Le titulaire a fait valoir, et a fourni des preuves à cet effet, que l’usage réel sur le marché des signes en conflit concerne des produits différents. Il convient de noter que l’examen du risque de confusion effectué par l’Office est un examen prospectif. Les circonstances particulières dans lesquelles les produits couverts par les marques sont effectivement commercialisés n’ont, en principe, aucune incidence sur l’appréciation du risque de confusion, car elles peuvent varier dans le temps en fonction des souhaits des titulaires des marques (15/03/2007, C-171/06 P, Quantum, EU:C:2007:171, point 59 ; 22/03/2012, C-354/11 P, G, EU:C:2012:167, point 73 ; 21/06/2012, T-276/09, Yakut, EU:T:2012:313, point 58). La comparaison doit être effectuée entre les signes tels qu’ils ont été enregistrés ou tels qu’ils figurent dans la demande d’enregistrement (09/04/2014, T-623/11, Milanówek cream fudge, EU:T:2014:199, point 38). Par conséquent, les arguments du titulaire à cet égard sont sans pertinence lors de l’évaluation du risque de confusion.
Compte tenu de tout ce qui précède, la division d’opposition constate qu’il existe un risque de confusion dans l’esprit du public et que, par conséquent, l’opposition est partiellement fondée sur la base de l’enregistrement de marque de l’Union européenne n° 18 475 174 de l’opposant.
Il s’ensuit que le signe contesté doit être rejeté pour les produits jugés identiques ou similaires à ceux de la marque antérieure.
Le reste des produits contestés sont dissemblables. L’identité ou la similarité des produits et services étant une condition nécessaire à l’application de l’article 8, paragraphe 1, sous b), du RMUE, l’opposition fondée sur cet article et visant ces produits ne peut aboutir.
DÉPENS
Conformément à l’article 109, paragraphe 1, du RMUE, la partie qui succombe dans une procédure d’opposition supporte les taxes et les frais exposés par l’autre partie.

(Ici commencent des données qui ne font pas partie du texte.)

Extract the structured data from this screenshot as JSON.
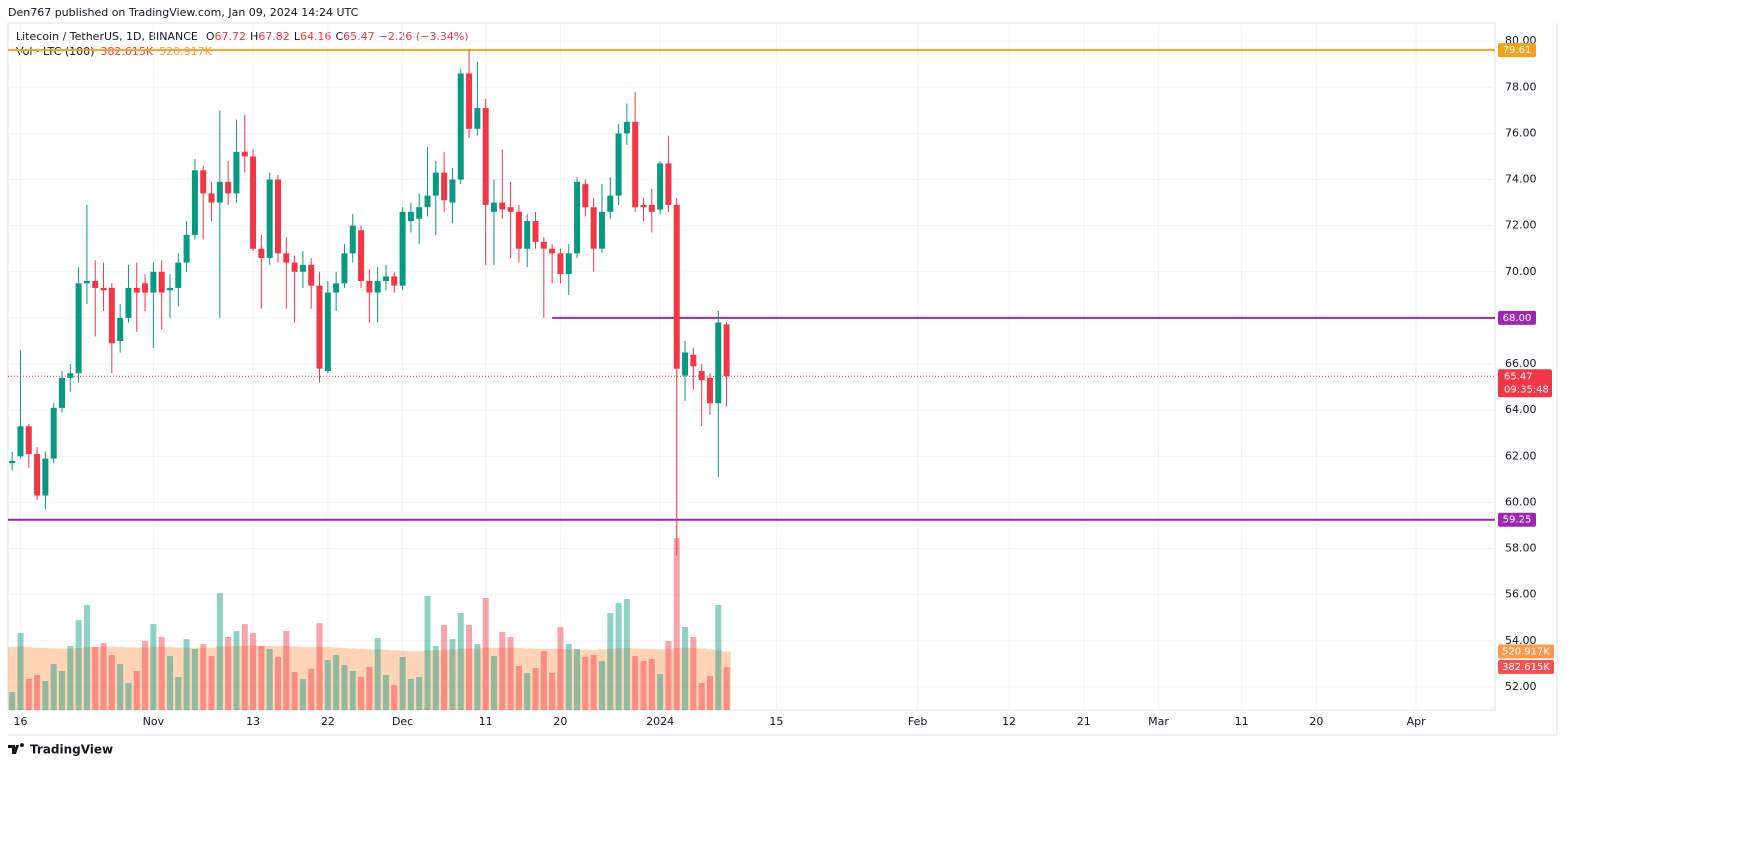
{
  "header": {
    "publisher": "Den767 published on TradingView.com, Jan 09, 2024 14:24 UTC"
  },
  "chart_data": {
    "type": "candlestick",
    "title": "Litecoin / TetherUS, 1D, BINANCE",
    "legend": {
      "o_label": "O",
      "open": 67.72,
      "h_label": "H",
      "high": 67.82,
      "l_label": "L",
      "low": 64.16,
      "c_label": "C",
      "close": 65.47,
      "change": "−2.26 (−3.34%)"
    },
    "x": [
      -1,
      0,
      1,
      2,
      3,
      4,
      5,
      6,
      7,
      8,
      9,
      10,
      11,
      12,
      13,
      14,
      15,
      16,
      17,
      18,
      19,
      20,
      21,
      22,
      23,
      24,
      25,
      26,
      27,
      28,
      29,
      30,
      31,
      32,
      33,
      34,
      35,
      36,
      37,
      38,
      39,
      40,
      41,
      42,
      43,
      44,
      45,
      46,
      47,
      48,
      49,
      50,
      51,
      52,
      53,
      54,
      55,
      56,
      57,
      58,
      59,
      60,
      61,
      62,
      63,
      64,
      65,
      66,
      67,
      68,
      69,
      70,
      71,
      72,
      73,
      74,
      75,
      76,
      77,
      78,
      79,
      80,
      81,
      82,
      83,
      84,
      85
    ],
    "open": [
      61.7,
      62.0,
      63.3,
      62.1,
      60.3,
      61.9,
      64.1,
      65.4,
      65.6,
      69.5,
      69.6,
      69.3,
      69.3,
      67.0,
      68.0,
      69.3,
      69.5,
      69.1,
      70.0,
      69.2,
      69.3,
      70.4,
      71.6,
      74.4,
      73.4,
      73.0,
      73.9,
      73.4,
      75.2,
      75.0,
      71.0,
      70.6,
      74.0,
      70.8,
      70.4,
      70.0,
      70.3,
      69.4,
      65.7,
      69.1,
      69.5,
      70.8,
      71.8,
      69.6,
      69.1,
      69.6,
      69.8,
      69.4,
      72.2,
      72.3,
      72.8,
      73.3,
      74.3,
      73.0,
      74.0,
      78.6,
      76.2,
      77.1,
      72.6,
      73.0,
      72.8,
      72.6,
      71.0,
      72.2,
      71.3,
      71.0,
      70.8,
      69.9,
      70.8,
      73.8,
      72.8,
      71.0,
      72.6,
      73.3,
      76.0,
      76.5,
      72.9,
      72.9,
      72.7,
      74.7,
      72.9,
      65.5,
      66.4,
      65.7,
      65.4,
      64.3,
      67.72
    ],
    "high": [
      62.2,
      66.6,
      63.4,
      62.4,
      62.2,
      64.3,
      65.7,
      66.0,
      70.2,
      72.9,
      70.5,
      70.4,
      69.5,
      68.6,
      70.3,
      70.4,
      69.9,
      70.4,
      70.5,
      69.9,
      70.8,
      72.2,
      74.9,
      74.6,
      73.9,
      77.0,
      74.8,
      76.6,
      76.8,
      75.3,
      71.6,
      74.3,
      74.2,
      71.5,
      70.7,
      70.9,
      70.6,
      70.0,
      69.6,
      70.0,
      71.2,
      72.5,
      72.0,
      70.1,
      70.2,
      70.3,
      70.0,
      72.8,
      73.0,
      73.4,
      75.4,
      74.8,
      75.2,
      74.5,
      78.8,
      79.6,
      79.1,
      77.5,
      74.0,
      75.3,
      73.9,
      72.9,
      72.5,
      72.6,
      71.5,
      71.2,
      71.0,
      71.2,
      74.1,
      74.0,
      73.2,
      73.8,
      74.1,
      76.4,
      77.3,
      77.8,
      73.2,
      73.6,
      74.8,
      75.9,
      73.2,
      67.0,
      66.7,
      66.0,
      65.6,
      68.3,
      67.82
    ],
    "low": [
      61.4,
      61.9,
      61.5,
      60.1,
      59.7,
      61.7,
      63.9,
      64.8,
      65.2,
      68.6,
      67.2,
      68.3,
      65.6,
      66.5,
      67.8,
      67.4,
      68.3,
      66.7,
      67.5,
      68.0,
      68.5,
      70.0,
      71.4,
      71.4,
      72.2,
      68.0,
      72.9,
      73.0,
      74.3,
      70.9,
      68.4,
      70.3,
      70.4,
      68.4,
      67.8,
      69.3,
      68.4,
      65.2,
      65.6,
      68.3,
      69.3,
      70.4,
      69.3,
      67.8,
      67.8,
      69.2,
      69.1,
      69.2,
      71.7,
      71.2,
      72.4,
      71.6,
      72.6,
      72.1,
      73.8,
      75.8,
      75.9,
      70.3,
      70.3,
      72.3,
      70.6,
      70.4,
      70.2,
      71.0,
      68.0,
      69.5,
      69.5,
      69.0,
      70.6,
      72.4,
      70.0,
      70.8,
      72.3,
      72.9,
      75.5,
      72.6,
      72.2,
      71.7,
      72.5,
      72.6,
      57.7,
      64.4,
      64.9,
      63.3,
      63.8,
      61.1,
      64.16
    ],
    "close": [
      61.8,
      63.3,
      62.1,
      60.3,
      61.9,
      64.1,
      65.4,
      65.6,
      69.5,
      69.6,
      69.3,
      69.2,
      66.9,
      68.0,
      69.3,
      69.1,
      69.1,
      70.0,
      69.1,
      69.3,
      70.4,
      71.6,
      74.4,
      73.4,
      73.0,
      73.9,
      73.4,
      75.2,
      75.0,
      71.0,
      70.6,
      74.0,
      70.8,
      70.4,
      70.0,
      70.3,
      69.4,
      65.8,
      69.1,
      69.5,
      70.8,
      72.0,
      69.6,
      69.1,
      69.6,
      69.8,
      69.4,
      72.6,
      72.6,
      72.8,
      73.3,
      74.3,
      73.1,
      74.0,
      78.6,
      76.2,
      77.1,
      72.9,
      73.0,
      72.7,
      72.6,
      71.0,
      72.2,
      71.3,
      71.0,
      70.8,
      69.9,
      70.8,
      73.9,
      72.8,
      71.0,
      72.6,
      73.3,
      76.0,
      76.5,
      72.8,
      72.8,
      72.6,
      74.7,
      72.9,
      65.8,
      66.5,
      65.9,
      65.3,
      64.3,
      67.8,
      65.47
    ],
    "up_color": "#089981",
    "down_color": "#f23645",
    "xlim": [
      -1.5,
      177.5
    ],
    "xticks": [
      {
        "value": 0,
        "label": "16"
      },
      {
        "value": 16,
        "label": "Nov"
      },
      {
        "value": 28,
        "label": "13"
      },
      {
        "value": 37,
        "label": "22"
      },
      {
        "value": 46,
        "label": "Dec"
      },
      {
        "value": 56,
        "label": "11"
      },
      {
        "value": 65,
        "label": "20"
      },
      {
        "value": 77,
        "label": "2024"
      },
      {
        "value": 91,
        "label": "15"
      },
      {
        "value": 108,
        "label": "Feb"
      },
      {
        "value": 119,
        "label": "12"
      },
      {
        "value": 128,
        "label": "21"
      },
      {
        "value": 137,
        "label": "Mar"
      },
      {
        "value": 147,
        "label": "11"
      },
      {
        "value": 156,
        "label": "20"
      },
      {
        "value": 168,
        "label": "Apr"
      }
    ],
    "ylim": [
      51.0,
      80.7
    ],
    "yticks": [
      {
        "value": 52,
        "label": "52.00"
      },
      {
        "value": 54,
        "label": "54.00"
      },
      {
        "value": 56,
        "label": "56.00"
      },
      {
        "value": 58,
        "label": "58.00"
      },
      {
        "value": 60,
        "label": "60.00"
      },
      {
        "value": 62,
        "label": "62.00"
      },
      {
        "value": 64,
        "label": "64.00"
      },
      {
        "value": 66,
        "label": "66.00"
      },
      {
        "value": 68,
        "label": "68.00"
      },
      {
        "value": 70,
        "label": "70.00"
      },
      {
        "value": 72,
        "label": "72.00"
      },
      {
        "value": 74,
        "label": "74.00"
      },
      {
        "value": 76,
        "label": "76.00"
      },
      {
        "value": 78,
        "label": "78.00"
      },
      {
        "value": 80,
        "label": "80.00"
      }
    ],
    "grid": true,
    "price_lines": [
      {
        "value": 79.61,
        "color": "#f7a21b"
      },
      {
        "value": 68,
        "label": "68.00",
        "color": "#9c27b0",
        "start_x": 64
      },
      {
        "value": 59.25,
        "color": "#9c27b0"
      }
    ],
    "last_price": {
      "value": 65.47,
      "countdown": "09:35:48"
    },
    "volume": {
      "title": "Vol · LTC (100)",
      "values": [
        160,
        685,
        276,
        311,
        258,
        409,
        347,
        570,
        800,
        935,
        560,
        596,
        490,
        409,
        240,
        347,
        614,
        765,
        650,
        480,
        294,
        632,
        543,
        587,
        480,
        1041,
        650,
        703,
        765,
        685,
        570,
        543,
        472,
        703,
        338,
        276,
        365,
        774,
        445,
        490,
        400,
        347,
        294,
        383,
        641,
        311,
        223,
        472,
        276,
        294,
        1015,
        570,
        757,
        632,
        863,
        757,
        587,
        997,
        480,
        694,
        650,
        392,
        329,
        374,
        525,
        329,
        739,
        587,
        543,
        472,
        490,
        436,
        863,
        952,
        988,
        480,
        436,
        454,
        320,
        614,
        1531,
        739,
        650,
        240,
        303,
        935,
        382.615
      ],
      "ma": [
        560,
        565,
        560,
        555,
        552,
        550,
        548,
        548,
        552,
        560,
        562,
        565,
        565,
        562,
        558,
        556,
        558,
        560,
        562,
        560,
        556,
        556,
        555,
        556,
        555,
        565,
        566,
        568,
        572,
        575,
        572,
        570,
        568,
        570,
        566,
        562,
        560,
        562,
        560,
        556,
        552,
        548,
        544,
        540,
        540,
        536,
        530,
        528,
        525,
        522,
        530,
        532,
        536,
        540,
        545,
        548,
        548,
        555,
        552,
        555,
        556,
        552,
        548,
        546,
        544,
        545,
        543,
        540,
        540,
        538,
        535,
        540,
        545,
        550,
        552,
        548,
        545,
        542,
        540,
        540,
        552,
        555,
        552,
        548,
        540,
        532,
        520.917
      ],
      "last_label": "382.615K",
      "ma_last_label": "520.917K",
      "ylim": [
        0,
        6100
      ],
      "up_color": "rgba(8,153,129,0.45)",
      "down_color": "rgba(242,54,69,0.45)",
      "ma_color": "rgba(255,152,80,0.42)",
      "ma_label_color": "#f89a4c"
    }
  },
  "footer": {
    "brand": "TradingView"
  }
}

Décision sur opposition n° B 3 170 489 Page 7 sur 7
Conformément à l’article 109, paragraphe 3, du RMCUE, lorsque chaque partie obtient gain de cause sur certains chefs et succombe sur d’autres, ou si l’équité l’exige, la division d’opposition statue sur une répartition différente des dépens.
Étant donné que l’opposition n’est accueillie que pour une partie des produits contestés, les deux parties ont obtenu gain de cause sur certains chefs et succombé sur d’autres. Par conséquent, chaque partie supporte ses propres dépens.
La division d’opposition
Marzena Alicia María del Carmen MACIAK BLAYA ALGARRA COBOS PALOMO
Conformément à l’article 67 du RMCUE, toute partie à laquelle la présente décision fait grief peut former un recours contre celle-ci. Conformément à l’article 68 du RMCUE, l’acte de recours doit être formé par écrit auprès de l’Office dans un délai de deux mois à compter de la date de notification de la présente décision. Il doit être déposé dans la langue de la procédure dans laquelle la décision faisant l’objet du recours a été rendue. En outre, un mémoire exposant les motifs du recours doit être déposé dans un délai de quatre mois à compter de la même date. Le recours n’est réputé formé qu’après paiement de la taxe de recours de 720 EUR.